- Born: Los Angeles County, California, United States
- Occupation(s): Actor, Conceptual Artist
- Years active: 1987–present

= Cory Danziger =

American actor

Cory Danziger is an American actor, political activist, and conceptual artist. He is sometimes mis-credited as Cory Danzinger.

Danziger was born in Los Angeles County, California. As an actor, his most notable role was as Dave Peterson, the son of Tom Hanks' and Carrie Fisher's characters in the 1989 cult film The 'Burbs. For his role he was nominated for a Young Artist Award in the Best Young Actor Starring in a Motion Picture category. That was his third nomination for the award, the other two being Best Young Actor Starring in a TV Movie, Pilot or Special for his performance in Married to the Mob (1988) and Best Young Actor, Featured, Co-starring, Supporting, Recurring Role in a Comedy or Drama Series or Special for the Beauty and the Beast television series, his 1987 acting debut.

In 1990, he appeared as the character Jake Potts in an episode of Star Trek: The Next Generation entitled "Brothers".

His most recent role came in 2007, after a gap of fourteen years, as the voice of "Sean" in the television series The Magic 7.
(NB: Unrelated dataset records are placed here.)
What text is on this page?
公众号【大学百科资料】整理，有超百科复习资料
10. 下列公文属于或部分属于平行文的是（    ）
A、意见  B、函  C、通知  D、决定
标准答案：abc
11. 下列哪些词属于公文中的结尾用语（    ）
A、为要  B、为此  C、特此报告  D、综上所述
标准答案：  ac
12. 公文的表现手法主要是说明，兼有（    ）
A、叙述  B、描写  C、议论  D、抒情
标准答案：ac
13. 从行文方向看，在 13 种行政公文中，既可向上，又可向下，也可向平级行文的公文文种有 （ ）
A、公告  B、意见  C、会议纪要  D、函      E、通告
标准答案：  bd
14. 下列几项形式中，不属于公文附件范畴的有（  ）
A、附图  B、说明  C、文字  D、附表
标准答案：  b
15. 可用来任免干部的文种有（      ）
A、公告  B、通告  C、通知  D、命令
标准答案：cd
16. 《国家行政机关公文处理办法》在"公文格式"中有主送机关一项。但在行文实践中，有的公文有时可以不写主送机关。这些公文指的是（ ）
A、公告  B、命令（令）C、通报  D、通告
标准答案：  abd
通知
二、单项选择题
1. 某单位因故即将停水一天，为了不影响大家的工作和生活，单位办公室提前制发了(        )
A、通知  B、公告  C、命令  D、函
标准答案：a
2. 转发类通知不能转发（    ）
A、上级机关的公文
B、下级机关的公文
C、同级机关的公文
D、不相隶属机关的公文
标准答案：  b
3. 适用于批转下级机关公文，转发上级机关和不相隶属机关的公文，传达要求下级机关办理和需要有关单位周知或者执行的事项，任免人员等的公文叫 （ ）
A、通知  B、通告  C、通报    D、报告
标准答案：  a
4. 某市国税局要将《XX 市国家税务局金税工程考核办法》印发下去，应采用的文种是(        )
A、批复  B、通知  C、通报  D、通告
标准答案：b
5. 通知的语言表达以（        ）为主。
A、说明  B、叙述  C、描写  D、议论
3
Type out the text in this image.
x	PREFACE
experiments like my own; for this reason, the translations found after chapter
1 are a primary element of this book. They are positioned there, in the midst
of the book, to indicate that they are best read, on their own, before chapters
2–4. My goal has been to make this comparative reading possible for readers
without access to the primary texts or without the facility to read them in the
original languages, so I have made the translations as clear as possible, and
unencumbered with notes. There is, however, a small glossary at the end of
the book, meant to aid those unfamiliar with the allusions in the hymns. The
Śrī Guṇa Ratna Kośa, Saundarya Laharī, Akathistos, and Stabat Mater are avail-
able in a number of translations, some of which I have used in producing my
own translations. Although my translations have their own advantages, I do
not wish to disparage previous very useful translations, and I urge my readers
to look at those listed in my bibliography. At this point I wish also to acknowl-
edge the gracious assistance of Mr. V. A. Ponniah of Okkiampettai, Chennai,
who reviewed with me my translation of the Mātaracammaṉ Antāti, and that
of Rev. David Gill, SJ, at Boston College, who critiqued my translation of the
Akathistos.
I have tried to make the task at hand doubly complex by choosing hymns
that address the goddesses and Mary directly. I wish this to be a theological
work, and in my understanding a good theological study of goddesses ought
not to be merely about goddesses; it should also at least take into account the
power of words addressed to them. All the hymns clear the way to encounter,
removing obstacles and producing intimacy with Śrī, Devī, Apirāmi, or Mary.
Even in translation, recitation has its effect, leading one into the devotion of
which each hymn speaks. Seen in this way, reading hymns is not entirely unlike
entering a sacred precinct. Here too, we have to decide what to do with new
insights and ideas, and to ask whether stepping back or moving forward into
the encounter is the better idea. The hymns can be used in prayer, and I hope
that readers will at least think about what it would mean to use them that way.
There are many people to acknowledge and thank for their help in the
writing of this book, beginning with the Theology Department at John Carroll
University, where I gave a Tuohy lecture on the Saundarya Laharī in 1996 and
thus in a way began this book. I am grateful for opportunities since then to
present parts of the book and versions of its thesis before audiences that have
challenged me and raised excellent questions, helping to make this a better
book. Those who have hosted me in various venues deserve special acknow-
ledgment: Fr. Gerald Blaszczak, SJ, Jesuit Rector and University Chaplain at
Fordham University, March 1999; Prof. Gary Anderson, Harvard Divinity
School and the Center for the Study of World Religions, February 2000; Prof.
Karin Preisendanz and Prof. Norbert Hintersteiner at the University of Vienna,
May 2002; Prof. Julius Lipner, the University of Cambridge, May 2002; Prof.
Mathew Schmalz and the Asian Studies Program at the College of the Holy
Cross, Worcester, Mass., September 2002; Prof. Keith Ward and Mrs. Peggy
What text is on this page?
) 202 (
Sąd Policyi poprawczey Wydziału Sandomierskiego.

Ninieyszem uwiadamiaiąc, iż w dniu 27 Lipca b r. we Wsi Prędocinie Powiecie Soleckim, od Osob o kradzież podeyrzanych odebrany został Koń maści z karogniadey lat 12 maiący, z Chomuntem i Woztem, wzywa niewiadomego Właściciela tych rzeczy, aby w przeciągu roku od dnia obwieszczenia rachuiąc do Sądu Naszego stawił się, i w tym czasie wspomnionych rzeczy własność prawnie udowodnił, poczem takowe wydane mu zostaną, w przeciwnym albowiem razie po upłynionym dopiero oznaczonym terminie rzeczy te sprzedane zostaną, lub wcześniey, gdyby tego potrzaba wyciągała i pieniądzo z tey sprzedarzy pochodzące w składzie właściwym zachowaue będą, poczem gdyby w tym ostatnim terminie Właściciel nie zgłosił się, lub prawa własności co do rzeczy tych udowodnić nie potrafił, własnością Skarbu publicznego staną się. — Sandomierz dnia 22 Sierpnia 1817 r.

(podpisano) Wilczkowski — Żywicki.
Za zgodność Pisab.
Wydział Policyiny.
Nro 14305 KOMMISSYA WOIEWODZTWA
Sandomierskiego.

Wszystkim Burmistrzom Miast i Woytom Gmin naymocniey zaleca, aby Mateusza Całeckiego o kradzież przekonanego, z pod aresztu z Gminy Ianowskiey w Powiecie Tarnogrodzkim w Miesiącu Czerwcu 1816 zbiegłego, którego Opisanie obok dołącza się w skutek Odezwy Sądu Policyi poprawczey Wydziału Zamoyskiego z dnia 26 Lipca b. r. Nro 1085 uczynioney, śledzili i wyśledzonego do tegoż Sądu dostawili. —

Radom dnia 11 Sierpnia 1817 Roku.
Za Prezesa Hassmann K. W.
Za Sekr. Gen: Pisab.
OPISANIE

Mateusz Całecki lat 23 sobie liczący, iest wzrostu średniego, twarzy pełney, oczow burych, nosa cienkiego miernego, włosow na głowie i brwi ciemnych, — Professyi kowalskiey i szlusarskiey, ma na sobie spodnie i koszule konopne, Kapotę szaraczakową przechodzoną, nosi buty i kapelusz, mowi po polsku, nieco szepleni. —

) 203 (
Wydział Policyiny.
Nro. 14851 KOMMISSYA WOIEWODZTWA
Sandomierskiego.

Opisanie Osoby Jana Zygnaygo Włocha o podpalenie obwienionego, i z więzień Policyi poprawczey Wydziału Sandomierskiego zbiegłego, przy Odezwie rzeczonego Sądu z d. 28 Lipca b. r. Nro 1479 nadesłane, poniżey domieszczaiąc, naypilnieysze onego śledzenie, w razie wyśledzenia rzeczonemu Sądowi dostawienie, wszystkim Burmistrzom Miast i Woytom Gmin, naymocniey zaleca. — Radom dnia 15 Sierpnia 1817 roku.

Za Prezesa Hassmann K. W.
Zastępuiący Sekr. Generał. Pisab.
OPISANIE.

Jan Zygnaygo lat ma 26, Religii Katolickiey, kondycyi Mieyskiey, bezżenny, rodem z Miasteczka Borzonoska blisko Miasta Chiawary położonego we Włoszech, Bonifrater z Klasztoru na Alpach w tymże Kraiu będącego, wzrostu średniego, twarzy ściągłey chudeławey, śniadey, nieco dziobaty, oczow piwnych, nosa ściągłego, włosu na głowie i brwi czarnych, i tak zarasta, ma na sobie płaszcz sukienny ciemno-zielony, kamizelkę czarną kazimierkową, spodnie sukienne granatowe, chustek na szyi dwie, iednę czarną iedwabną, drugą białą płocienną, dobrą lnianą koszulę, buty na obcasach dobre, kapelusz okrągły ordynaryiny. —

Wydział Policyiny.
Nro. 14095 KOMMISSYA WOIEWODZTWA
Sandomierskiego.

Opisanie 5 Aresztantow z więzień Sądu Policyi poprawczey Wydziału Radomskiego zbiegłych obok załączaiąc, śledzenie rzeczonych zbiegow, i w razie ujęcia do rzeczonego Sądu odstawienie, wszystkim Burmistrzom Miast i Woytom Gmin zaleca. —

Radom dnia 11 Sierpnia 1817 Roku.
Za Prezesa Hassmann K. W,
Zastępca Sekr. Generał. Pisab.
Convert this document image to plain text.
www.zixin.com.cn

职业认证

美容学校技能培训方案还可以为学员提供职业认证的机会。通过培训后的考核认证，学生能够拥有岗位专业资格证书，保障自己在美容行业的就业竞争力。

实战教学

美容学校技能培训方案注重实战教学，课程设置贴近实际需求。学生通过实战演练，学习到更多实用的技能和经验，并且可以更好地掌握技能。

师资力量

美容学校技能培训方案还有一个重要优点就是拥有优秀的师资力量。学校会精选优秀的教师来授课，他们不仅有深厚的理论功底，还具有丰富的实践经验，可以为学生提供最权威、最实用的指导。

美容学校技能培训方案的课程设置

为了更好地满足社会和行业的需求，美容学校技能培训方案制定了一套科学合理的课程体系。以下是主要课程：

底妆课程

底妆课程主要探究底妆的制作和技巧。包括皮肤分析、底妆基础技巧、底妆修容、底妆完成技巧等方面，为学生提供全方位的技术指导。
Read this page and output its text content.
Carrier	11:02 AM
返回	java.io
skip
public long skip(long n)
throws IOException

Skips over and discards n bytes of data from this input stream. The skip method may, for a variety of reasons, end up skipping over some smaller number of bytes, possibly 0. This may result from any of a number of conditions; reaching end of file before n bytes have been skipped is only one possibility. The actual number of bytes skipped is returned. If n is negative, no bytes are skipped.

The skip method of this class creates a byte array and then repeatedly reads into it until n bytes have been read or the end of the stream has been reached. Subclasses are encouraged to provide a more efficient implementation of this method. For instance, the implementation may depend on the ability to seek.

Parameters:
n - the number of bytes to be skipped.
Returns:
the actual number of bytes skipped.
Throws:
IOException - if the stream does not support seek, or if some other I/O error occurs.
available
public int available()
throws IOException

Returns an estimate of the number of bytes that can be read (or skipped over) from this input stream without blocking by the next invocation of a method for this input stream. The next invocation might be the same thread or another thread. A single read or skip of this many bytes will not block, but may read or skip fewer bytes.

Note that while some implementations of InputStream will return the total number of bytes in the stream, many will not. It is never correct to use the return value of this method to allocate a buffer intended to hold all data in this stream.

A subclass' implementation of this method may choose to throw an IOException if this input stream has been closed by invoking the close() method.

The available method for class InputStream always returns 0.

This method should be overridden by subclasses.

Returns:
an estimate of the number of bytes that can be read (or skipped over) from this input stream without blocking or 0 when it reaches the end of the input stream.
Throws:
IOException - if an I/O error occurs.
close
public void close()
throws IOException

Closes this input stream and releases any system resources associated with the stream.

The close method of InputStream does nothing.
Danziger co-owns SceneFour and co-created The Original Lefty's, in Los Angeles, California. SceneFour is an art team focused on the release of visual art collections created with acclaimed musicians. SceneFour has released art collections with drummers Chad Smith, Bill Ward, and Steven Adler. In 2007, Danziger left the helm of The Original Lefty's.

Danziger is a partner with Bootsy Collins in the latter's Funk University, an online bass guitar school founded in 2010.